The World Health Organisation (WHO) considers colistin as a ‘highest priority critically important antimicrobial’ for humans.
AMR − antibiotic resistance in particular − is a global public health crisis, which is believed to heavily impact India. Antibiotics are becoming ineffective as bacteria are getting resistant to the antibiotics used to kill them. Bacterial infections,therefore,are now either difficult to treat or are untreatable. Since a huge proportion of overall produced antibiotics are used in rearing animals for food, such misuse is one of the key reasons for rising AMR.
The notification mentions that the colistin use in food-producing animals involves risk to humans and that the Central government is satisfied that such a prohibition is necessary and expedient in the public interest. In addition, it also directs the manufacturers of colistin and its formulations to label “Not to be used in food producing animals, poultry, aqua farming and animal feed supplements” in a conspicuous manner on the package insert and promotional literature.

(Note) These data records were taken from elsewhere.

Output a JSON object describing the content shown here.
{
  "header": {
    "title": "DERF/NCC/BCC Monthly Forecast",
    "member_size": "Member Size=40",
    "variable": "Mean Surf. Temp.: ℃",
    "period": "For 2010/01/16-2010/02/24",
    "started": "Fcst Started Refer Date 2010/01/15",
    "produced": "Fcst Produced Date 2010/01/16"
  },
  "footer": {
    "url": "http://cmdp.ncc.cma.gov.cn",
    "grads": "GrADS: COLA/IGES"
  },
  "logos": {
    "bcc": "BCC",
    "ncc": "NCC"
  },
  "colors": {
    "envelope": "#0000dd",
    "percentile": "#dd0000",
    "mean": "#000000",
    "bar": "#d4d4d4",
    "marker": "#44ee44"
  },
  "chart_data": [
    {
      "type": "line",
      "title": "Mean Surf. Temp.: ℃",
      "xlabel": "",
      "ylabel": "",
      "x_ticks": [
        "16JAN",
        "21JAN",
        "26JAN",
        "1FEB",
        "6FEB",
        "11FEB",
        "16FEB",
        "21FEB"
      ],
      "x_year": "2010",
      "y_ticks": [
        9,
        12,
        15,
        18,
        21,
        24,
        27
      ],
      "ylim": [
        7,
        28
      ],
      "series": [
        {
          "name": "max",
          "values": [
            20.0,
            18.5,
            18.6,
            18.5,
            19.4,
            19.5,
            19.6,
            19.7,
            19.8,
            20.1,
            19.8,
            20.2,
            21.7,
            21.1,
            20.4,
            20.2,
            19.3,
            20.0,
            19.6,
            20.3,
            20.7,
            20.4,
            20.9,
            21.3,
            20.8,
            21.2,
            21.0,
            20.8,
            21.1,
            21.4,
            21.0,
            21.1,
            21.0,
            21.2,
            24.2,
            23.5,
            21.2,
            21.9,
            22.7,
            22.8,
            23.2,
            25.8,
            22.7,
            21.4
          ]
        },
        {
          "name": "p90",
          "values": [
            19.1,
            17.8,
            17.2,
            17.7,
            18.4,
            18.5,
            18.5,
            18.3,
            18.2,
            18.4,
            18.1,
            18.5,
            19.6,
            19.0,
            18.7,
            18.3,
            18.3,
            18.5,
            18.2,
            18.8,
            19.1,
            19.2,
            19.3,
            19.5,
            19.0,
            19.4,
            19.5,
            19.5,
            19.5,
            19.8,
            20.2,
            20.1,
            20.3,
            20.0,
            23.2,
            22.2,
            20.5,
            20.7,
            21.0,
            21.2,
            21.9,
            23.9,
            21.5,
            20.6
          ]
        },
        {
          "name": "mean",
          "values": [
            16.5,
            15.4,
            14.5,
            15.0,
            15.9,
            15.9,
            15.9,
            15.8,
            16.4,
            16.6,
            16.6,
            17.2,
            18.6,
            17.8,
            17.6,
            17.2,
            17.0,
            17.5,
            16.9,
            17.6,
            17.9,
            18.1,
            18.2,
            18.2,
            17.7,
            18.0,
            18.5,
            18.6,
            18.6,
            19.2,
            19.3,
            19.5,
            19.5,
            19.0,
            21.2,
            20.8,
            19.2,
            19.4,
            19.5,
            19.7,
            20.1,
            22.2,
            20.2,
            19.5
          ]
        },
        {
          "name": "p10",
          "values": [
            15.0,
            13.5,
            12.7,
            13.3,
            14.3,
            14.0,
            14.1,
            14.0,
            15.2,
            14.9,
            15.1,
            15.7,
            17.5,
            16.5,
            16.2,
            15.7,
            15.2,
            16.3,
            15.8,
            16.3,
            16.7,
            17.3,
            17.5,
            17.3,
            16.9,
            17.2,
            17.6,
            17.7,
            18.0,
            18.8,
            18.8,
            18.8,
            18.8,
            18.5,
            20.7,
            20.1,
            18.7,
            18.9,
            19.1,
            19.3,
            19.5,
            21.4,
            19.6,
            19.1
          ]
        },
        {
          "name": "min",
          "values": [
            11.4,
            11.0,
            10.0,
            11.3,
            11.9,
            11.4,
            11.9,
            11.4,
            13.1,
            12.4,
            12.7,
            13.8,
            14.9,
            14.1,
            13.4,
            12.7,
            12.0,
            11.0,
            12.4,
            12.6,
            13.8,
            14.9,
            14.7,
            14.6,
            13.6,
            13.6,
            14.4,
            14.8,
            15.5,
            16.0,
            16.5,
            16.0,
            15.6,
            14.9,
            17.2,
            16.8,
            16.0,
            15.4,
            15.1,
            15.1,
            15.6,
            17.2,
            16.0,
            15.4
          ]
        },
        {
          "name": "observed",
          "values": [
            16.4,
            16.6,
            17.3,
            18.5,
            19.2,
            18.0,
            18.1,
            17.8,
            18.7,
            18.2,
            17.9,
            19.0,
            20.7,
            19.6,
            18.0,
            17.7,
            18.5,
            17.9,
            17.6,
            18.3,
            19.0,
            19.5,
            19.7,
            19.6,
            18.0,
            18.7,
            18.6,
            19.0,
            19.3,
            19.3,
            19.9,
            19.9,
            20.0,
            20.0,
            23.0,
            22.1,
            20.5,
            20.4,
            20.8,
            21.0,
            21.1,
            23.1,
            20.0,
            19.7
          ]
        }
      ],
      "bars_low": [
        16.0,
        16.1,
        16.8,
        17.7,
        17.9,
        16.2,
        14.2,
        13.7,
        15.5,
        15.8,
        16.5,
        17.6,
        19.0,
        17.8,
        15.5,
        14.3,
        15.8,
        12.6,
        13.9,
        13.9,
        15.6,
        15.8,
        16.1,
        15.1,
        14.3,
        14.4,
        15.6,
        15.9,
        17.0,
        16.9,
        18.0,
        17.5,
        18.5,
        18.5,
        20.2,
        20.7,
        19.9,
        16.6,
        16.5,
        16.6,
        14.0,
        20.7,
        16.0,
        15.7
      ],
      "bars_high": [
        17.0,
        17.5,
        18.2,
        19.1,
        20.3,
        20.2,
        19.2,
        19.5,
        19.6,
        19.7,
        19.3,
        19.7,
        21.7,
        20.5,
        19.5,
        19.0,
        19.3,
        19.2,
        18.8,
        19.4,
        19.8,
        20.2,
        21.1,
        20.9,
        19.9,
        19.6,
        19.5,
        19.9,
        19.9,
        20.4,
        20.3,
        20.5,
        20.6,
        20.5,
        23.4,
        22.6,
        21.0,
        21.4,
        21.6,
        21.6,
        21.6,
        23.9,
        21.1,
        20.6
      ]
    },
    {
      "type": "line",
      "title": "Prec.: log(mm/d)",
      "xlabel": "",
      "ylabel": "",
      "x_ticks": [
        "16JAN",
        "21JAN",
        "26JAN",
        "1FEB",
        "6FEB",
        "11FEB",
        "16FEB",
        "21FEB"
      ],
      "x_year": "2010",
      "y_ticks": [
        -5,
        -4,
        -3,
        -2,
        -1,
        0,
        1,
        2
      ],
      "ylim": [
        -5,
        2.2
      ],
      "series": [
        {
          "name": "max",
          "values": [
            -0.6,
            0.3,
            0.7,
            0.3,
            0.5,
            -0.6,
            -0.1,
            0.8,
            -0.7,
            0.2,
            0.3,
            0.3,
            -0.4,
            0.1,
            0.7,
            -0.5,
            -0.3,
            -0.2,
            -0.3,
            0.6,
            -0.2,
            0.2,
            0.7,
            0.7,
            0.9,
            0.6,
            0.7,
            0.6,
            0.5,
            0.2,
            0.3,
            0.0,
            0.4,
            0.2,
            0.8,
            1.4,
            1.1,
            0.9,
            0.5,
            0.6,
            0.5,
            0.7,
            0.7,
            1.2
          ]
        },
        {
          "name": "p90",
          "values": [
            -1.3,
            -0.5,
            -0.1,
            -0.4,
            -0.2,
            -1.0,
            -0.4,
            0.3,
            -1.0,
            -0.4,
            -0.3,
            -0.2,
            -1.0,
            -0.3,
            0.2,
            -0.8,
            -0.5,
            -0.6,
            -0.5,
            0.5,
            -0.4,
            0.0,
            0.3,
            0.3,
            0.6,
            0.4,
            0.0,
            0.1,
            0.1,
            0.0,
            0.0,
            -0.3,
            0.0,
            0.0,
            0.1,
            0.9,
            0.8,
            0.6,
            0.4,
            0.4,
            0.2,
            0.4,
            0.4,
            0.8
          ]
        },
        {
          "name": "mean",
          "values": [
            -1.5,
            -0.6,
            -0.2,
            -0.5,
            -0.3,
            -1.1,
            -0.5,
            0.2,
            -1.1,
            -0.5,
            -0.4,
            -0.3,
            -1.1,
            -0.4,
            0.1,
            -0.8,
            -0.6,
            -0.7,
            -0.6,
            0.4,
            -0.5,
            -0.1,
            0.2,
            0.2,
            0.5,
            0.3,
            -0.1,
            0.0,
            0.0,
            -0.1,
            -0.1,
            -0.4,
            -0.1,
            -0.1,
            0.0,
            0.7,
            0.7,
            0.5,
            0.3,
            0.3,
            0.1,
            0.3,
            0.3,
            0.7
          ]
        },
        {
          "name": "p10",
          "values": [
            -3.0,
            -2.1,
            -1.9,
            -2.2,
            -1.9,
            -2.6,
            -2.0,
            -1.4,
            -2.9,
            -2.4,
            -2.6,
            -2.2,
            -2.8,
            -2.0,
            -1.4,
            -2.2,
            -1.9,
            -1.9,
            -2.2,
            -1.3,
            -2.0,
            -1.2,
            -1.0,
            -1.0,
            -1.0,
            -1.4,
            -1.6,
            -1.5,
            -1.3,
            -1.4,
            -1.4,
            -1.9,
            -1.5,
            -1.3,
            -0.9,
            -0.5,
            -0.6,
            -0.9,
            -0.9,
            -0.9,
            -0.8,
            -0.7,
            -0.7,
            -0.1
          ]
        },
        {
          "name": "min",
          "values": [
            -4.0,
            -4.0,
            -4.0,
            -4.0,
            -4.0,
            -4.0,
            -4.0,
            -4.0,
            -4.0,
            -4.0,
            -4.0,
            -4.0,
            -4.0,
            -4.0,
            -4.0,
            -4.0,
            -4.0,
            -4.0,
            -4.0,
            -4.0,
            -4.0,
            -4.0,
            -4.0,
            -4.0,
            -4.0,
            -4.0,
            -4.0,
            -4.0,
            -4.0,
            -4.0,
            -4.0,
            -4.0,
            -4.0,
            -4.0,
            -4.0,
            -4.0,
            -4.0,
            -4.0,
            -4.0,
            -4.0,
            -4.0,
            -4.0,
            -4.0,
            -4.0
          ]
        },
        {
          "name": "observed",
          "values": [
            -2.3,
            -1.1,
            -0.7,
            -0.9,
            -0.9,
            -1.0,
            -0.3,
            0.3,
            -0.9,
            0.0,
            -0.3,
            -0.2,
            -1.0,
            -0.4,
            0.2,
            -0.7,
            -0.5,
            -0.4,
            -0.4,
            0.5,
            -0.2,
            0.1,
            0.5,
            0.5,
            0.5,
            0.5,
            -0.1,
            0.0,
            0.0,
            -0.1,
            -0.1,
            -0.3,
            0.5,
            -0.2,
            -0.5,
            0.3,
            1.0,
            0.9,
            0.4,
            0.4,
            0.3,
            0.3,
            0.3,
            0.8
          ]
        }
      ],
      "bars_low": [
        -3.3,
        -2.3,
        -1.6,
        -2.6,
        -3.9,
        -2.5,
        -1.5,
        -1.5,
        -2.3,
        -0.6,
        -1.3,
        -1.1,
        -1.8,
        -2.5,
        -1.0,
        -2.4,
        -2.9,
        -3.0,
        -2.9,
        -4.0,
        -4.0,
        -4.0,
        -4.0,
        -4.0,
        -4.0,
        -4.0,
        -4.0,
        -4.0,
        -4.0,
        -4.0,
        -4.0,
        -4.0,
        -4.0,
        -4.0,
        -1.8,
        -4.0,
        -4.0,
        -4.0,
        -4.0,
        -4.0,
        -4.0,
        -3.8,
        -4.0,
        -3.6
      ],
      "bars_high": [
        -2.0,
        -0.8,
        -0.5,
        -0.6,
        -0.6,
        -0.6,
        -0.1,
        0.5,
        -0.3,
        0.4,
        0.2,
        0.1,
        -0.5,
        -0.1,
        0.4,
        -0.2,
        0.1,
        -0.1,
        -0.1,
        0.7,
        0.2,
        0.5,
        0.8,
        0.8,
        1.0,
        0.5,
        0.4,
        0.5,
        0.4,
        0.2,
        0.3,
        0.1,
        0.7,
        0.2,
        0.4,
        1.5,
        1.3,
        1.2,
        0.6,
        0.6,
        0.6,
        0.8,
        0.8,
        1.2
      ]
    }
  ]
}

Over the last several years, CSE has consistently highlighted the issue of antibiotic misuse in the food animal sector and easy availability of colistin as a growth promoter feed supplement. CSE researchers believe that for effective enforcement, states will have to play a key role. They also suggest that the food standards for antibiotic residues by the Food Safety and Standards Authority of India must reflect this development.
The Indian National Action Plan on AMR (2017-21) aims to gradually eliminate animal use of critically important antibiotics. Some like quinolones, macrolides and aminoglycosides are commonly used even for fattening chickenthrough feed or for mass routine administration in the absence of a disease.
“The new law shows that we are getting serious about limiting antibiotic misuse in animals. The next step is to phase out other critically important antibiotics of highest priority, starting from their use as growth promoters,” said Amit Khurana, programme director, food safety and toxins, CSE.